1b.Approach (from AD-416):
Molecular genetic markers that detect variation at Single Nucleotide Polymorphisms (SNPs) within the European Corn Borer (ECB) genome have been developed by USDA-ARS researchers in Ames, Iowa. Assays that detect SNP marker variation are adapted for use on a Sequenom MassARRAY system located at the Center for Plant Genomics at Iowa State University (ISU-CPG). Since assay materials are already available for use in the USDA laboratory, this project will incur nominal additional cost to ARS. DNA samples have already been prepared for ECB collected at the North American sites of North Platte, NE, Crawfordsville, IA, Monmoth, IL, Frankfort, IN, Bowersville, OH, and Oak Corners, NY. Collaborators in Europe have already provided DNA extracts from Rzeszów, Poland, Csongrad, Hungary, and Krasnodar, Russia. Additionally, collaborators in France will be providing DNA samples from 17 collection sites (estimated ship date to USDA in Ames, IA is July 2011). A total of 178 SNP markers will be used to genotype all ECB samples using the Sequenom MassARRAY at the ISU-CPG, and resulting data will be received by the USDA for statistical analyses. Initial criteria for screening markers will include the determination of Hardy-Weinberg Equilibrium (HWE), with deviations calculated by chi-square tests between observed and expected heterozygosities. SNP markers that are in HWE will be used to estimate hierarchical population genetic parameters (Fst, Fis, and Fit), and exact tests for population differentiation using GENEPOP4.06 analysis software. Geographic structuring will be assessed using the Isolation By Distance (IBD) model that tests for correlation between Log of geographic distance between collection sites (in kilometers) and the parameter (Fst/(1-Fst)), and by principal component analysis to estimate other factors that influence genotypic variance among populations. Furthermore, the program STRUCTURE2.1 will be used to indicate the level of co-ancestry between genotypes from collection sites, and estimate the number of distinct breeding populations, level of population subdivision, and rate of migration (genetic exchange) within the ECB populations.

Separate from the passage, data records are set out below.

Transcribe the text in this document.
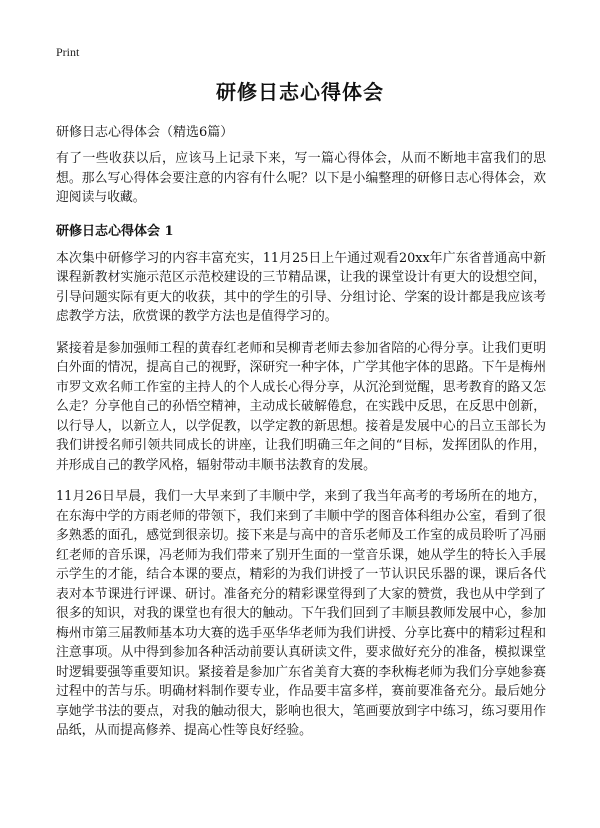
Print
研修日志心得体会

研修日志心得体会（精选6篇）

有了一些收获以后，应该马上记录下来，写一篇心得体会，从而不断地丰富我们的思想。那么写心得体会要注意的内容有什么呢？以下是小编整理的研修日志心得体会，欢迎阅读与收藏。

研修日志心得体会 1

本次集中研修学习的内容丰富充实，11月25日上午通过观看20xx年广东省普通高中新课程新教材实施示范区示范校建设的三节精品课，让我的课堂设计有更大的设想空间，引导问题实际有更大的收获，其中的学生的引导、分组讨论、学案的设计都是我应该考虑教学方法，欣赏课的教学方法也是值得学习的。

紧接着是参加强师工程的黄春红老师和吴柳青老师去参加省陪的心得分享。让我们更明白外面的情况，提高自己的视野，深研究一种字体，广学其他字体的思路。下午是梅州市罗文欢名师工作室的主持人的个人成长心得分享，从沉沦到觉醒，思考教育的路又怎么走？分享他自己的孙悟空精神，主动成长破解倦怠，在实践中反思，在反思中创新，以行导人，以新立人，以学促教，以学定教的新思想。接着是发展中心的吕立玉部长为我们讲授名师引领共同成长的讲座，让我们明确三年之间的“目标，发挥团队的作用，并形成自己的教学风格，辐射带动丰顺书法教育的发展。

11月26日早晨，我们一大早来到了丰顺中学，来到了我当年高考的考场所在的地方，在东海中学的方雨老师的带领下，我们来到了丰顺中学的图音体科组办公室，看到了很多熟悉的面孔，感觉到很亲切。接下来是与高中的音乐老师及工作室的成员聆听了冯丽红老师的音乐课，冯老师为我们带来了别开生面的一堂音乐课，她从学生的特长入手展示学生的才能，结合本课的要点，精彩的为我们讲授了一节认识民乐器的课，课后各代表对本节课进行评课、研讨。准备充分的精彩课堂得到了大家的赞赏，我也从中学到了很多的知识，对我的课堂也有很大的触动。下午我们回到了丰顺县教师发展中心，参加梅州市第三届教师基本功大赛的选手巫华华老师为我们讲授、分享比赛中的精彩过程和注意事项。从中得到参加各种活动前要认真研读文件，要求做好充分的准备，模拟课堂时逻辑要强等重要知识。紧接着是参加广东省美育大赛的李秋梅老师为我们分享她参赛过程中的苦与乐。明确材料制作要专业，作品要丰富多样，赛前要准备充分。最后她分享她学书法的要点，对我的触动很大，影响也很大，笔画要放到字中练习，练习要用作品纸，从而提高修养、提高心性等良好经验。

European Corn Borer (ECB) moths were collected at 10 sites in North America, and DNA was successfully extracted and quantified. Additionally, ECB from 35 sites in Europe were obtained from cooperators in France. A total of 1197 DNA samples were genotyped using 118 Single Nucleotide Polymorphism (SNP) on the Sequenom MassARRAY and for two markers located on the mitochondrial genome by USDA-ARS researchers in Ames, Iowa. The SNP data included a marker for the fatty-acyl reductase gene that USDA-ARS researchers in Ames, Iowa developed for the differentiation of pheromone races of ECB. Genotypic data from eight microsatellite loci were contributed by cooperators in France for all 1197 samples. A dataset that combined all genetic markers was completed collaboratively with researchers from Seoul National University, and appropriate analyses of population genetic structure in ongoing.